La fotografia riprendere proprio la felicità del piccolo nel momento dell’arrivo del papà: gioia immensa, gioia pura, gioia innocente.
Carmine Cammisa
Antonio
Aiutatemi a rimanere in forma perché voglio abbracciare mio nipote fino a quando potrò. Volete sapere la verità? Io sono al secondo matrimonio e questo bimbo non è mio nipote, ma si è affezionato a me e io a lui più di quanto io stesso possa capire. Ho sempre detto a mio figlio, al mio vero figlio, di non chiedere a me spiegazioni sulla vita, perché non ci ho capito nulla. E devo dire, da quello che si sente in giro e si vede alla TV che non sono il solo a non aver capito nulla. Ciao a tutti e grazie ASSIDAI.
Antonio Berretta
Pier Luigi
Allego per questa vostra iniziativa, una foto di un abbraccio che vale circa cinquant’anni di matrimonio passati quasi sempre insieme, nonostante il mio lavoro per quasi quarant’anni mi abbia portato in giro come Dirigente in Sud America – Perù, Venezuela. Siamo stati sempre molto legati e uniti insieme alle nostre care figlie e amatissimi nipotini. Ecco, credo che questo sia un abbraccio da raccontare.
Pier Luigi Basetti
Eugenio
Vi invio la foto di un abbraccio della mia famiglia, una famiglia un po’ speciale per le circostanze in cui si muove.

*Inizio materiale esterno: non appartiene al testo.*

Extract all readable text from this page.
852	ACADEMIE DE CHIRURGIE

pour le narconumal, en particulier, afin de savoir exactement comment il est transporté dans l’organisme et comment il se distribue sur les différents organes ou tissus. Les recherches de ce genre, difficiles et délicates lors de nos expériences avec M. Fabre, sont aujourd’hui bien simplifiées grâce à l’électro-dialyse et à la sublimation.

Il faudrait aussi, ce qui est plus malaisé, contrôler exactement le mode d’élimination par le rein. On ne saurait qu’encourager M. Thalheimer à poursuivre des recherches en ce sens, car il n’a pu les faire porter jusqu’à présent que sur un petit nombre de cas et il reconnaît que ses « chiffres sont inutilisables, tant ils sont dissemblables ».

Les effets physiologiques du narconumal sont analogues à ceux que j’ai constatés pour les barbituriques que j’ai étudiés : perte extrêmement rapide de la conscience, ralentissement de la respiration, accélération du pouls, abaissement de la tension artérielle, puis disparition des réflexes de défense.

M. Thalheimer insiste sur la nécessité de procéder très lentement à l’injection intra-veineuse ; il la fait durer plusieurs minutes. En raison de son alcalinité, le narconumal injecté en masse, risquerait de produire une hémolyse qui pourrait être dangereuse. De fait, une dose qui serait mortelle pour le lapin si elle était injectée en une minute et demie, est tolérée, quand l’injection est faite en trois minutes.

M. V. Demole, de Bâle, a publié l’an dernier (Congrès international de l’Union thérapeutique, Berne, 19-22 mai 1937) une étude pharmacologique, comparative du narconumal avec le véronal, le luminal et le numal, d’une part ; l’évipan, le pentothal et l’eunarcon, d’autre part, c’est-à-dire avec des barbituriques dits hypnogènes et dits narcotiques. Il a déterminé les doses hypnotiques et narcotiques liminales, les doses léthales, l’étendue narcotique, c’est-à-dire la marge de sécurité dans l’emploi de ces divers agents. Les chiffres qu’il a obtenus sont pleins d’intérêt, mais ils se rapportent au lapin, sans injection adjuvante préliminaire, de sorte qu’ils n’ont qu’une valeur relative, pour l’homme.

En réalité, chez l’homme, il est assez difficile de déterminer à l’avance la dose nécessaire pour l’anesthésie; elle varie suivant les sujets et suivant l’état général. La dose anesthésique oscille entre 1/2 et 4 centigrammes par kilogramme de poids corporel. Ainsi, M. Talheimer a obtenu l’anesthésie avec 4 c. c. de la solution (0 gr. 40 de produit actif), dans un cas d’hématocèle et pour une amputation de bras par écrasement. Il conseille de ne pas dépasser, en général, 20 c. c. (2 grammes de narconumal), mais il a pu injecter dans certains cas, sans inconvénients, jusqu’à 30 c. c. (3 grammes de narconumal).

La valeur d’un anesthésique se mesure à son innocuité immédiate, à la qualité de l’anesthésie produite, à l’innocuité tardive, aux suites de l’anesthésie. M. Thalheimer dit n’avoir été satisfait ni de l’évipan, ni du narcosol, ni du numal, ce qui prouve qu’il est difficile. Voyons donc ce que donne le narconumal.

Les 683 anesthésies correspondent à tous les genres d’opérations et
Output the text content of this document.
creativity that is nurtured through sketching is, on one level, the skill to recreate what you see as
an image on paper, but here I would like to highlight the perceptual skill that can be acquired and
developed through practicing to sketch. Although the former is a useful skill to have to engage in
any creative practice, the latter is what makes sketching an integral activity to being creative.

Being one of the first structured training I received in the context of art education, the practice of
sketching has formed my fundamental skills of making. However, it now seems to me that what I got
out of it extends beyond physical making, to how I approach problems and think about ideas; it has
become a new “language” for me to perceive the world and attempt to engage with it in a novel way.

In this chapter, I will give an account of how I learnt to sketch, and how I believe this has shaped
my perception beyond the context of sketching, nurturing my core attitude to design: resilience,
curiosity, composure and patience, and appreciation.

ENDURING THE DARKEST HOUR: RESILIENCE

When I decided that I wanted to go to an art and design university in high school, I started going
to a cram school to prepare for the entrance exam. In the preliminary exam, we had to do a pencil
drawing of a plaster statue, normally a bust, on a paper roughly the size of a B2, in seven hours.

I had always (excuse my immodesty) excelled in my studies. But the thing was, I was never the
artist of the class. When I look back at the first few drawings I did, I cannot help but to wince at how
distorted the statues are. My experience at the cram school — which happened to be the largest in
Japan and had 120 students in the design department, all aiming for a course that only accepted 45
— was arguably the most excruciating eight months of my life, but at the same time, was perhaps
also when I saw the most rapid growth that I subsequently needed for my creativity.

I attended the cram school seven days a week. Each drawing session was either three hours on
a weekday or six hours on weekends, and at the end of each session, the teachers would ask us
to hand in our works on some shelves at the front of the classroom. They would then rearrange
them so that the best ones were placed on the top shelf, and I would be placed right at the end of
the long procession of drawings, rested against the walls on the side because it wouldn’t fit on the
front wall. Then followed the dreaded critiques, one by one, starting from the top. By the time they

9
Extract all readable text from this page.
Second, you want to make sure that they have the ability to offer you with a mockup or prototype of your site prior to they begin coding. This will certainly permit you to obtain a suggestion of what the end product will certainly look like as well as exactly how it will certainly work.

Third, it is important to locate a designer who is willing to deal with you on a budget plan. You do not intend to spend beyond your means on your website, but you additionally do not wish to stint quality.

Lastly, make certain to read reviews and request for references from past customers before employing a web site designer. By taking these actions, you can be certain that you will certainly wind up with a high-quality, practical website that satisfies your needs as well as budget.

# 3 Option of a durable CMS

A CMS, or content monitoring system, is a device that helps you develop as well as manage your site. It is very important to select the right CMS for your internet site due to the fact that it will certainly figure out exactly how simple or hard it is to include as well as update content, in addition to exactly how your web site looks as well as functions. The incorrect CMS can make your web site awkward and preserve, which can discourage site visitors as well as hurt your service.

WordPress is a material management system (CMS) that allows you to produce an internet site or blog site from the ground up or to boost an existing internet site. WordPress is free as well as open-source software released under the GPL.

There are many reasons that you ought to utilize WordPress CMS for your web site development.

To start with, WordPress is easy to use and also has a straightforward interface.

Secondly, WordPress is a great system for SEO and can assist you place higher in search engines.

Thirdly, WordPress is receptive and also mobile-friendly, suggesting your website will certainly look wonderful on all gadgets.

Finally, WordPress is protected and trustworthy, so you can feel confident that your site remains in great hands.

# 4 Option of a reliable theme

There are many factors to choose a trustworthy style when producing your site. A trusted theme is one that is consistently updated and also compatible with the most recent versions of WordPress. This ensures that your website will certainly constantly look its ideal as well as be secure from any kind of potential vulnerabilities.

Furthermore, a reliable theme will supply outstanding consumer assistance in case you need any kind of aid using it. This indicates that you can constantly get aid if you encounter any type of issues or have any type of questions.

Io, Eugenio, ho una figlia di trentasette anni che lavora in Guinea, Africa, come docente universitaria. La Guinea non è un paese tranquillo anche se riferito al continente africano è sicuramente uno dei paesi più stabili. Paese che ha fatto recentemente dei passi da gigante, nonostante le sventure come l’epidemia di ebola. Assidai mi consente di abbracciare mia figlia attraverso uno strumento che garantisce una sicurezza sanitaria di primo piano, salvaguardandola e proteggendola nel bene più prezioso: la salute. Aspetto che si riaprano i termini per poter iscrivere ad Assidai anche i nuovi arrivati della mia famiglia: i miei bellissimi nipotini, Giovanni e Linda.